Department of Clinical Cancer Genetics, University of Texas MD Anderson Cancer Center, Houston, TX, USA.
Department of Laboratory Medicine and Pathology, Mayo Clinic, Rochester, MN, USA.
Br J Cancer. 2024 Nov;131(9):1400-1414. doi: 10.1038/s41416-024-02827-z. Epub 2024 Aug 30.

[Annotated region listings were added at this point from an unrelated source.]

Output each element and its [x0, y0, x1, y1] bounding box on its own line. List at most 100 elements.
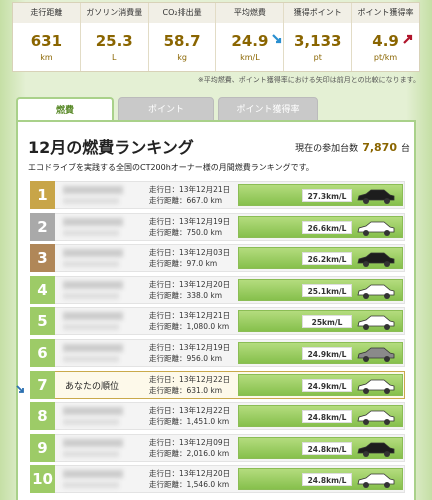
- car-shape: [357, 252, 395, 268]
- blurred-name: [63, 470, 123, 479]
- efficiency-bar: 27.3km/L: [238, 184, 403, 206]
- car-icon: [356, 377, 396, 399]
- run-date: 走行日：13年12月03日: [149, 248, 231, 258]
- rank-badge: 3: [30, 244, 55, 273]
- run-date: 走行日：13年12月19日: [149, 216, 231, 226]
- blurred-name: [63, 419, 119, 426]
- efficiency-value: 27.3km/L: [302, 189, 352, 202]
- self-marker: [16, 379, 25, 398]
- blurred-name: [63, 407, 123, 416]
- stats-bar: 走行距離 631 km ガソリン消費量 25.3 L CO₂排出量 58.7 kg 平均燃費 24.…: [12, 2, 420, 72]
- rank-badge: 4: [30, 275, 55, 304]
- car-shape: [357, 221, 395, 236]
- efficiency-bar: 24.9km/L: [238, 373, 403, 399]
- blurred-name: [63, 198, 119, 204]
- trend-arrow: [403, 34, 412, 44]
- run-distance: 走行距離：956.0 km: [149, 354, 223, 363]
- stat: 平均燃費 24.9 km/L: [216, 3, 285, 71]
- participants-unit: 台: [400, 144, 410, 154]
- car-icon: [356, 440, 396, 462]
- car-icon: [356, 250, 396, 272]
- efficiency-bar: 24.9km/L: [238, 342, 403, 364]
- stat-value: 631: [30, 32, 63, 50]
- car-icon: [356, 282, 396, 304]
- run-info: 走行日：13年12月20日 走行距離：1,546.0 km: [149, 468, 230, 490]
- stat-label: 平均燃費: [216, 3, 284, 23]
- run-distance: 走行距離：1,451.0 km: [149, 417, 230, 427]
- run-info: 走行日：13年12月19日 走行距離：956.0 km: [149, 342, 230, 364]
- ranking-row: 1 走行日：13年12月21日 走行距離：667.0 km 27.3km/L: [30, 181, 405, 209]
- note: ※平均燃費、ポイント獲得率における矢印は前月との比較になります。: [197, 76, 420, 84]
- tab[interactable]: ポイント獲得率: [218, 97, 318, 121]
- efficiency-value: 24.9km/L: [302, 347, 352, 360]
- ranking-row: 7 あなたの順位 走行日：13年12月22日 走行距離：631.0 km 24.9km/…: [30, 370, 405, 399]
- run-info: 走行日：13年12月22日 走行距離：1,451.0 km: [149, 405, 230, 427]
- tab[interactable]: ポイント: [118, 97, 214, 121]
- efficiency-value: 24.8km/L: [302, 473, 352, 487]
- blurred-name: [63, 450, 119, 457]
- run-distance: 走行距離：1,080.0 km: [149, 322, 230, 332]
- efficiency-bar: 24.8km/L: [238, 468, 403, 493]
- run-info: 走行日：13年12月09日 走行距離：2,016.0 km: [149, 437, 230, 459]
- run-date: 走行日：13年12月20日: [149, 469, 231, 479]
- car-icon: [356, 471, 396, 493]
- blurred-name: [63, 249, 123, 258]
- efficiency-bar: 26.6km/L: [238, 215, 403, 241]
- efficiency-bar: 26.2km/L: [238, 247, 403, 272]
- ranking-row: 2 走行日：13年12月19日 走行距離：750.0 km 26.6km/L: [30, 212, 405, 241]
- car-shape: [357, 284, 395, 299]
- stat-unit: km/L: [240, 53, 260, 62]
- ranking-row: 10 走行日：13年12月20日 走行距離：1,546.0 km 24.8km/L: [30, 465, 405, 494]
- run-info: 走行日：13年12月21日 走行距離：667.0 km: [149, 184, 230, 206]
- ranking-row: 9 走行日：13年12月09日 走行距離：2,016.0 km 24.8km/L: [30, 433, 405, 462]
- stat-value: 58.7: [163, 32, 201, 50]
- car-icon: [356, 345, 396, 367]
- blurred-name: [63, 356, 119, 362]
- rank-badge: 9: [30, 433, 55, 462]
- car-shape: [357, 410, 395, 426]
- run-info: 走行日：13年12月20日 走行距離：338.0 km: [149, 279, 230, 301]
- blurred-name: [63, 324, 119, 331]
- car-icon: [356, 187, 396, 209]
- participants: 現在の参加台数 7,870 台: [295, 141, 410, 154]
- run-distance: 走行距離：631.0 km: [149, 385, 223, 395]
- rank-badge: 6: [30, 339, 55, 367]
- efficiency-value: 24.8km/L: [302, 441, 352, 455]
- ranking-row: 3 走行日：13年12月03日 走行距離：97.0 km 26.2km/L: [30, 244, 405, 273]
- efficiency-value: 24.8km/L: [302, 410, 352, 424]
- tab[interactable]: 燃費: [16, 97, 114, 122]
- blurred-name: [63, 229, 119, 236]
- car-shape: [357, 442, 395, 457]
- participants-label: 現在の参加台数: [295, 144, 359, 154]
- efficiency-bar: 25km/L: [238, 310, 403, 333]
- efficiency-value: 25.1km/L: [302, 283, 352, 297]
- run-date: 走行日：13年12月22日: [149, 406, 231, 416]
- run-info: 走行日：13年12月03日 走行距離：97.0 km: [149, 247, 230, 269]
- rank-badge: 5: [30, 307, 55, 336]
- car-shape: [357, 473, 395, 489]
- efficiency-bar: 25.1km/L: [238, 278, 403, 304]
- stat: CO₂排出量 58.7 kg: [148, 3, 217, 71]
- car-shape: [357, 347, 395, 362]
- car-shape: [357, 189, 395, 204]
- rank-badge: 8: [30, 402, 55, 431]
- stat-unit: L: [112, 53, 117, 62]
- run-distance: 走行距離：2,016.0 km: [149, 448, 230, 458]
- ranking-row: 6 走行日：13年12月19日 走行距離：956.0 km 24.9km/L: [30, 339, 405, 367]
- car-icon: [356, 219, 396, 241]
- ranking-row: 8 走行日：13年12月22日 走行距離：1,451.0 km 24.8km/L: [30, 402, 405, 431]
- run-date: 走行日：13年12月22日: [149, 374, 231, 384]
- stat-label: ポイント獲得率: [352, 3, 419, 23]
- self-arrow: [16, 384, 24, 393]
- ranking-row: 4 走行日：13年12月20日 走行距離：338.0 km 25.1km/L: [30, 275, 405, 304]
- efficiency-value: 26.6km/L: [302, 220, 352, 234]
- blurred-name: [63, 280, 123, 289]
- run-info: 走行日：13年12月21日 走行距離：1,080.0 km: [149, 310, 230, 332]
- run-date: 走行日：13年12月21日: [149, 185, 231, 194]
- stat-unit: km: [40, 53, 53, 62]
- efficiency-value: 25km/L: [302, 315, 352, 329]
- blurred-name: [63, 186, 123, 194]
- car-icon: [356, 408, 396, 430]
- run-distance: 走行距離：750.0 km: [149, 227, 223, 237]
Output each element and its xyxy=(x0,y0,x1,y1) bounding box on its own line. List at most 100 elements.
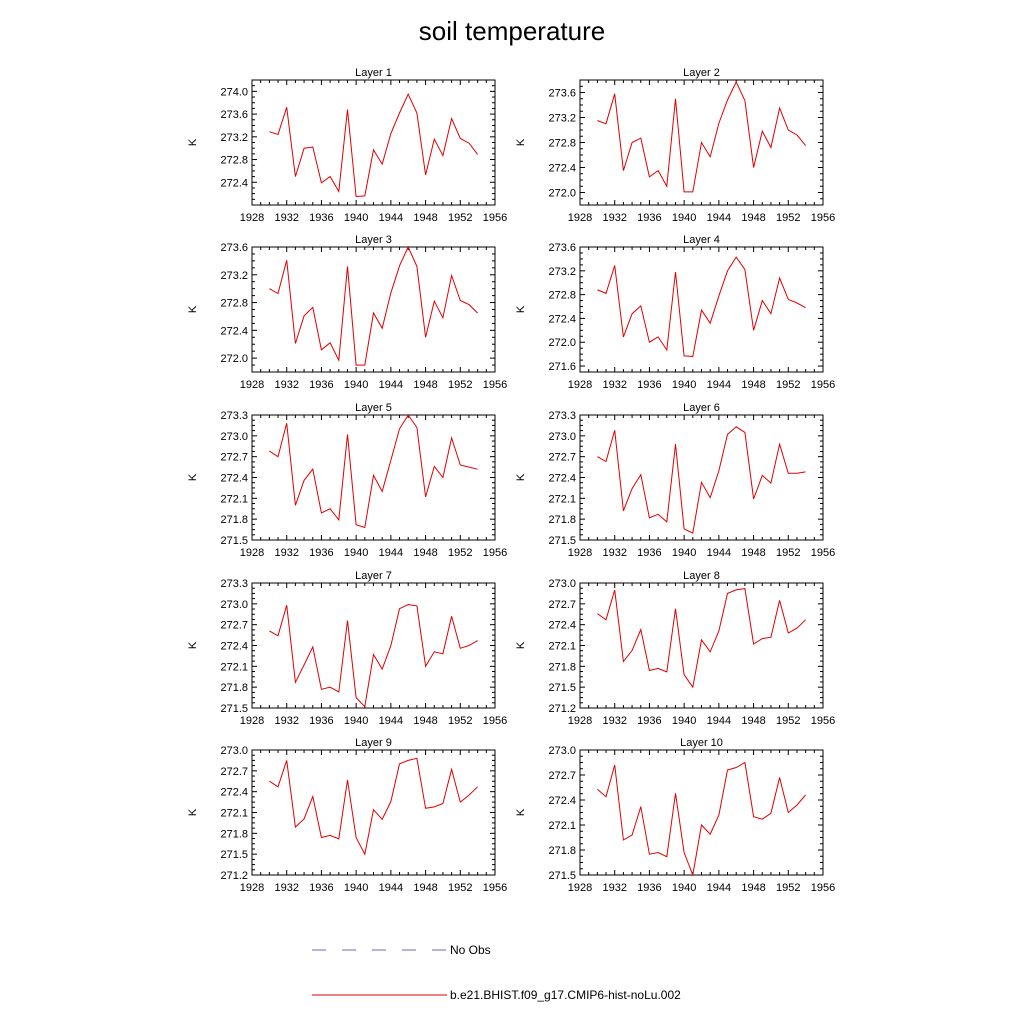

Mutations in the BRCA1 and/or BRCA2 genes (BRCAm) increase the risk of developing breast cancer (BC) and are found in ~5% of unselected patients with the disease. BC resulting from a germline BRCAm (gBRCAm) has distinct clinical characteristics along with increased sensitivity to DNA-damaging agents such as poly(ADP-ribose) polymerase (PARP) inhibitors and platinum-based chemotherapies, and potentially decreased sensitivity to cyclin-dependent kinase 4 and 6 (CDK4/6) inhibitors. Given the evolving treatment landscape for gBRCAm BC in early and advanced disease settings, timely determination of gBRCAm status is fundamental to facilitate the most effective treatment strategy for patients. However, many patients with gBRCAm are not identified due to suboptimal referral rates and/or a low uptake of genetic testing. We discuss current evidence for a differential response to treatment in patients with gBRCAm in early and advanced BC settings, including outcomes with PARP inhibitors, platinum-based chemotherapies, and CDK4/6 inhibitors, as well as ongoing treatment innovations and the potential of these treatment approaches. Current genetic testing strategies are also examined, including the latest guidelines on who and when to test for gBRCAm, as well as challenges to testing and how these may be overcome.
BRCA1 和/或 BRCA2 基因(BRCAm)的突变会增加患乳腺癌(BC)的风险,在未经选择的患者中,约有 5%存在该疾病。源自种系 BRCAm(gBRCAm)的 BC 具有独特的临床特征,并且对 DNA 损伤剂(如聚(ADP-核糖)聚合酶(PARP)抑制剂和铂类化疗药物)的敏感性增加,对细胞周期蛋白依赖性激酶 4 和 6(CDK4/6)抑制剂的敏感性降低。鉴于 gBRCAm BC 在早期和晚期疾病治疗中的治疗格局不断发展,及时确定 gBRCAm 状态对于为患者提供最有效的治疗策略至关重要。然而,由于转诊率不理想和/或遗传检测的接受率低,许多 gBRCAm 患者未被识别。我们讨论了 gBRCAm 在早期和晚期 BC 环境中治疗反应的差异的现有证据,包括 PARP 抑制剂、铂类化疗药物和 CDK4/6 抑制剂的治疗结果,以及正在进行的治疗创新和这些治疗方法的潜力。还检查了当前的遗传检测策略,包括关于谁以及何时进行 gBRCAm 检测的最新指南,以及检测的挑战以及如何克服这些挑战。